There is a fundamental difference between advising on risk and capitalizing on it. The legal market is saturated with practitioners who can navigate the labyrinth of existing OFAC regulations – a complex but ultimately defined task. The high-value practice is built by architects who see the fractures in the geopolitical landscape not as risks to be managed, but as voids where entire new markets will be born. The core legal question is not “is this sanctioned?” but “what is the legal framework for the day after it isn’t?”
This is the foundational principle of a high-value, global practice: find the gap between geopolitical stasis and commercial ambition. It is in this void – where the jurisdictions of international trade bodies, national security agencies, and sovereign property laws become a blurry, overlapping map – that premium legal work is forged. This isn’t about compliance with the world as it is; it’s about architecting the commercial and legal pathways for the world that is about to be.
Enter the 2014 Cuba détente. The fact that the subsequent Trump administration aggressively refroze the thaw is immaterial; the brief opening remains the perfect case study for this “geopolitical gap” thesis. For a fleeting moment, a seismic event cracked open a dormant market, and the core legal work wasn’t updating compliance manuals; it was architecting the foundational scaffolding for an entire economy against a backdrop of profound political risk. For finance lawyers, it was structuring joint ventures that anticipated the exact kind of political reversal that occurred. For real estate counsel, it was navigating the minefield of 60-year-old expropriation claims to unlock beachfront for hotel development, knowing the window could slam shut. For construction practices, it was negotiating the agreements to build the first modern resorts – all while pricing in the existential risk of a policy shift. The reversal doesn’t invalidate the example; it proves the thesis. The highest value lies in structuring opportunity in the face of maximum uncertainty.
But this pattern is not unique to Cuba. It is a recurring cycle. We saw it with:
The fall of the Soviet Union: The gold rush for lawyers in the 1990s was not in interpreting existing commercial codes, but in the fundamental battle to define private property. The lucrative work was in architecting the privatization of massive state-owned oil and gas assets, creating the legal structures for foreign investment where none had existed.
China’s entry into the WTO: The high-value work was not in tariff analysis, but in crafting the complex joint venture that allowed Western capital to flow into a restricted communist economy.

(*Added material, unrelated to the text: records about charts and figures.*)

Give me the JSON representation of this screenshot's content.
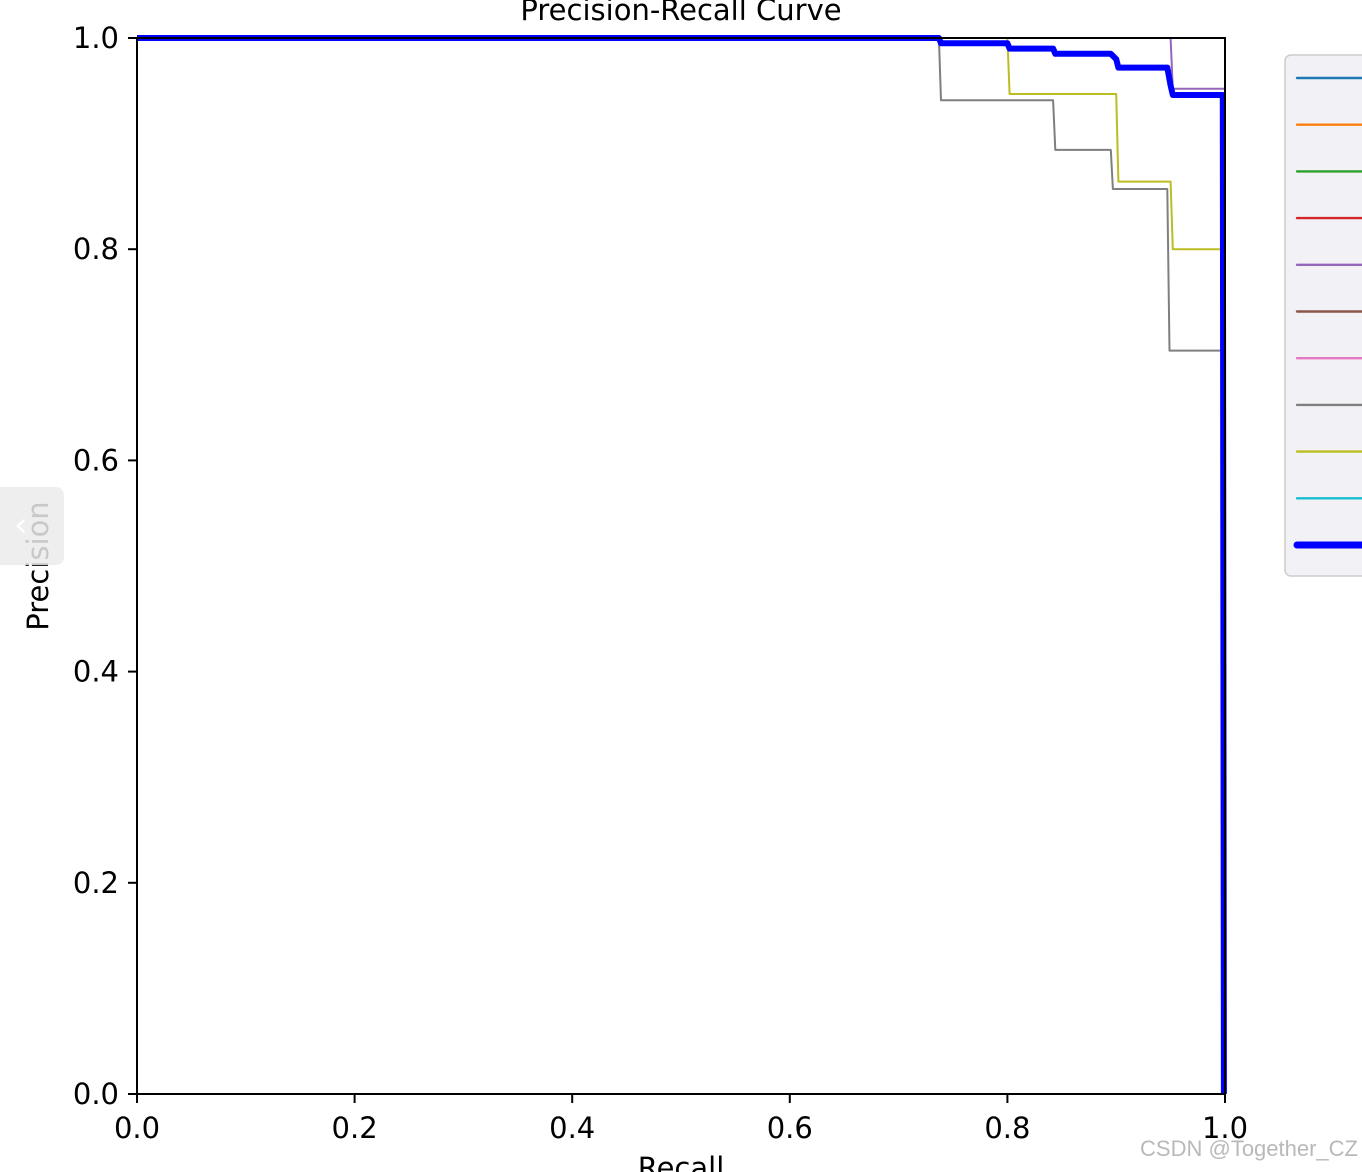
{
  "watermark": "CSDN @Together_CZ",
  "side_tab_icon": "chevron-left-icon",
  "chart_data": {
    "type": "line",
    "title": "Precision-Recall Curve",
    "xlabel": "Recall",
    "ylabel": "Precision",
    "xlim": [
      0.0,
      1.0
    ],
    "ylim": [
      0.0,
      1.0
    ],
    "xticks": [
      "0.0",
      "0.2",
      "0.4",
      "0.6",
      "0.8",
      "1.0"
    ],
    "yticks": [
      "0.0",
      "0.2",
      "0.4",
      "0.6",
      "0.8",
      "1.0"
    ],
    "grid": false,
    "legend_position": "upper right (outside plot, cropped)",
    "series": [
      {
        "color": "#1f77b4",
        "width": 2,
        "x": [
          0,
          1,
          1
        ],
        "y": [
          1,
          1,
          0
        ]
      },
      {
        "color": "#ff7f0e",
        "width": 2,
        "x": [
          0,
          1,
          1
        ],
        "y": [
          1,
          1,
          0
        ]
      },
      {
        "color": "#2ca02c",
        "width": 2,
        "x": [
          0,
          1,
          1
        ],
        "y": [
          1,
          1,
          0
        ]
      },
      {
        "color": "#d62728",
        "width": 2,
        "x": [
          0,
          1,
          1
        ],
        "y": [
          1,
          1,
          0
        ]
      },
      {
        "color": "#9467bd",
        "width": 2,
        "x": [
          0,
          0.95,
          0.952,
          1,
          1
        ],
        "y": [
          1,
          1,
          0.952,
          0.952,
          0
        ]
      },
      {
        "color": "#8c564b",
        "width": 2,
        "x": [
          0,
          1,
          1
        ],
        "y": [
          1,
          1,
          0
        ]
      },
      {
        "color": "#e377c2",
        "width": 2,
        "x": [
          0,
          1,
          1
        ],
        "y": [
          1,
          1,
          0
        ]
      },
      {
        "color": "#7f7f7f",
        "width": 2,
        "x": [
          0,
          0.737,
          0.739,
          0.842,
          0.844,
          0.895,
          0.897,
          0.947,
          0.949,
          0.998,
          0.999
        ],
        "y": [
          1,
          1,
          0.941,
          0.941,
          0.894,
          0.894,
          0.857,
          0.857,
          0.704,
          0.704,
          0
        ]
      },
      {
        "color": "#bcbd22",
        "width": 2,
        "x": [
          0,
          0.8,
          0.802,
          0.9,
          0.902,
          0.95,
          0.952,
          0.998,
          0.999
        ],
        "y": [
          1,
          1,
          0.947,
          0.947,
          0.864,
          0.864,
          0.8,
          0.8,
          0
        ]
      },
      {
        "color": "#17becf",
        "width": 2,
        "x": [
          0,
          1,
          1
        ],
        "y": [
          1,
          1,
          0
        ]
      },
      {
        "color": "#0000ff",
        "width": 6,
        "x": [
          0,
          0.737,
          0.739,
          0.8,
          0.802,
          0.842,
          0.844,
          0.895,
          0.9,
          0.902,
          0.947,
          0.95,
          0.952,
          0.998,
          0.999
        ],
        "y": [
          1,
          1,
          0.995,
          0.995,
          0.99,
          0.99,
          0.985,
          0.985,
          0.98,
          0.972,
          0.972,
          0.955,
          0.946,
          0.946,
          0
        ]
      }
    ]
  }
}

The next frontiers are already visible. Watch the international pages, not the legal journals. A potential nuclear deal with Iran would instantly unlock a sophisticated market of 80 million people, creating a Cuban-style void on a massive scale. The legal work will be in navigating sanctions snapback provisions, repatriating frozen assets, and untangling decades of commercial claims. The melting of the Arctic is creating new shipping lanes in a legal vacuum, raising novel questions of sovereignty, environmental liability, and maritime law that the existing frameworks are unequipped to handle. The global scramble for critical minerals to power the energy transition is forcing Western companies into unstable jurisdictions, where the most valuable lawyer is not the one who knows contract law, but the one who can architect a deal that survives a coup.
The conflation of an “international law” practice with a “geopolitical gap” practice is a dangerous oversimplification. The former helps a client operate within the world’s existing borders and rules. The latter helps a client build a business model for when those borders and rules are fundamentally redrawn. The political event is just the catalyst; the jurisdictional ambiguity is the product.